£1 trillion lending barrier broken

Despite lending reaching its highest level, Michael Coogan director-general at the CML, said it would have no real impact on the market. He said: “The £1 trillion threshold is clearly a landmark but it does not have any particular significance for policy-makers or others. Although it is a milestone, it will perhaps soon be forgotten as home ownership and mortgage lending continue to grow.”

Commenting on the record level of lending, Drew Wotherspoon, of John Charcol, said: “While £1 trillion in mortgage debt is a huge sum, when you consider the fact there is an unmortgaged property wealth of around £3.6 trillion, this means that the UK’s loan-to-value (LTV) is a mere 22 per cent, which is healthy to say the least. While the amount of mortgage lending has been pushed up by the boom in house prices, there is little to suggest consumers are saddling themselves with mortgages they cannot afford.

“Approval figures for May are at record levels, proving that, despite previous fears of a crash in house prices, the market has picked itself up and the appetite for home ownership among consumers is firmly back on track. I see no reason for this confidence to subside.”

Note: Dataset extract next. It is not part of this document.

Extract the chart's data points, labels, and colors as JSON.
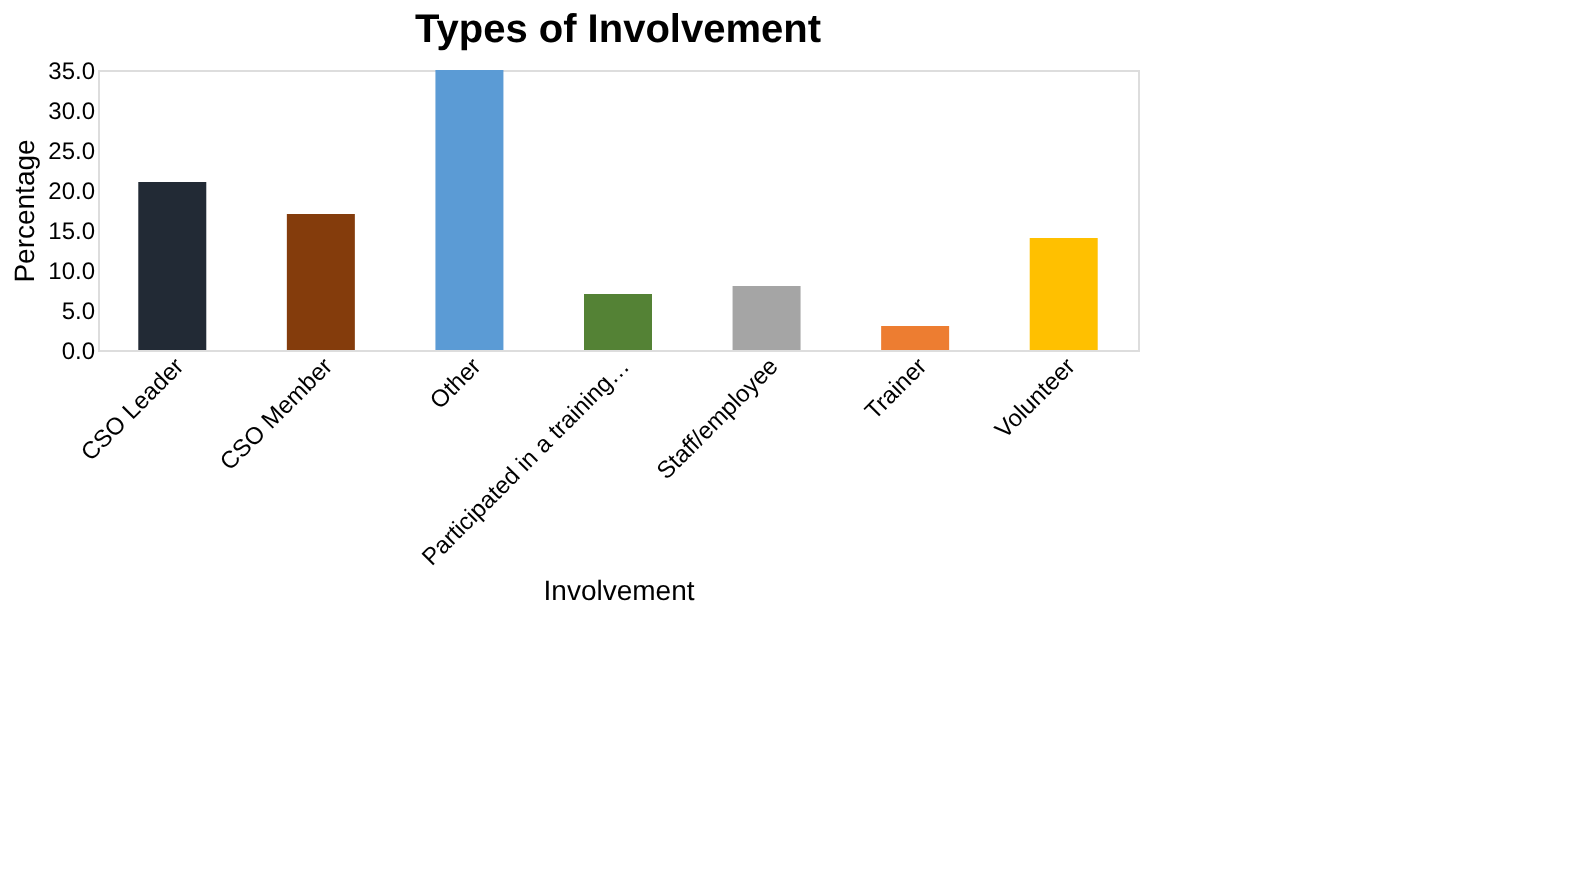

Louise Cuming, head of mortgages at moneysupermarket.com, added: “The CML figures show the average person taking out a mortgage during 2005 spent just 14.6 per cent of their income on interest payments, compared with 25.8 per cent in 1990, signifying affordability is better now than 15 years ago.”

However, Cuming admitted the amount of unmortgaged property wealth, coupled with lower levels of borrowing against income, could fuel an increase in released equity. She said: “This could upset the balance of the economy, or allow people to replace their unsecured debt with secured borrowing, which is often more expensive over the long-term and puts their property at risk.”